= American Continental Corporation =

Real estate company in Arizona

American Continental Corporation was a Phoenix, Arizona-based real estate company of the 1970s and 1980s.

==History==
The company was created in 1978 as a spin-off of American Financial Group, meant to do residential home construction. Its chairman was Charles Keating, who moved to Phoenix to run it.

By 1981, Keating had two thousand employees on his payroll and was one of the largest land developers in Arizona, benefiting from a home building boom in the state.

In February 1984, American Continental Corporation acquired the underperforming Lincoln Savings and Loan Association for $51 million. Much of American Continental's assets were in the form of Arizona real estate, junk bonds, and mortgage-backed securities. Lincoln Savings expanded into aggressive, risky land development deals and financial arrangements, including loans due to American Continental. For most of 1987, American Continental was profitable, but by 1988, losses mounted, due to financial troubles and other bad happenings at Lincoln Savings. By 1989, Lincoln made up 90 percent of American Continental's assets.
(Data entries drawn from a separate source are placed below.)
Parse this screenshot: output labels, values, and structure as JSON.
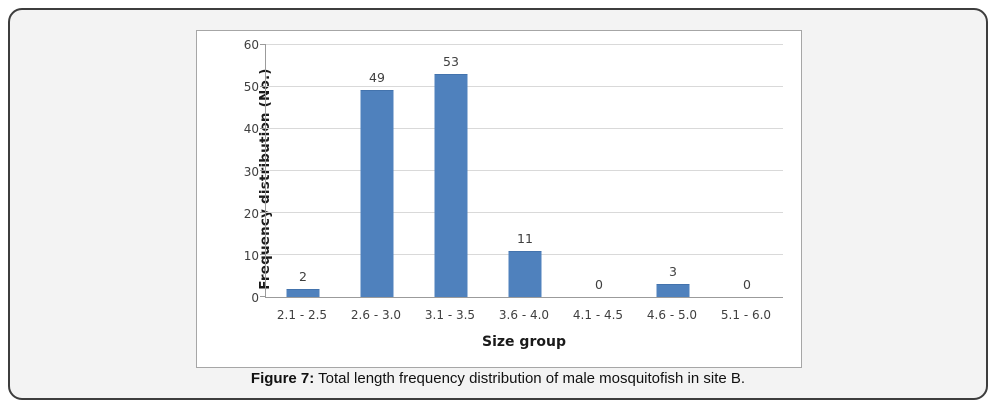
{
  "figure": {
    "caption_label": "Figure 7:",
    "caption_text": " Total length frequency distribution of male mosquitofish in site B."
  },
  "chart_data": {
    "type": "bar",
    "categories": [
      "2.1 - 2.5",
      "2.6 - 3.0",
      "3.1 - 3.5",
      "3.6 - 4.0",
      "4.1 - 4.5",
      "4.6 - 5.0",
      "5.1 - 6.0"
    ],
    "values": [
      2,
      49,
      53,
      11,
      0,
      3,
      0
    ],
    "title": "",
    "xlabel": "Size group",
    "ylabel": "Frequency distribution (No.)",
    "ylim": [
      0,
      60
    ],
    "ytick_step": 10,
    "grid": true,
    "legend": false,
    "data_labels": true,
    "bar_color": "#4f81bd"
  },
  "colors": {
    "bar": "#4f81bd",
    "gridline": "#d9d9d9",
    "axis": "#9b9b9b",
    "panel_background": "#f3f3f3",
    "panel_border": "#3d3d3d",
    "chart_background": "#ffffff",
    "chart_border": "#a6a6a6",
    "tick_text": "#3f3f3f"
  }
}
On April 13, 1989, American Continental Corporation filed for Chapter 11 bankruptcy. It was liquidated by the court in December 1990. The loss of investors' life savings in Lincoln became one of the key events of the 1980s Savings and loan crisis and the core of the Keating Five political scandal.

==Archival interest==
An 1,800+ linear feet collection of archival records from the American Continental Corporation is available at the Arizona State University Department of Archives and Special Collections and consists of correspondence files, architectural and land use plans, promotional and advertising materials, environmental impact reports, regulatory reports, trial records, attorneys records and financial records relating to the corporation and a number of its subsidiaries. The records extend from approximately 1971 to 1993. Access to certain parts of this collection are limited by court order.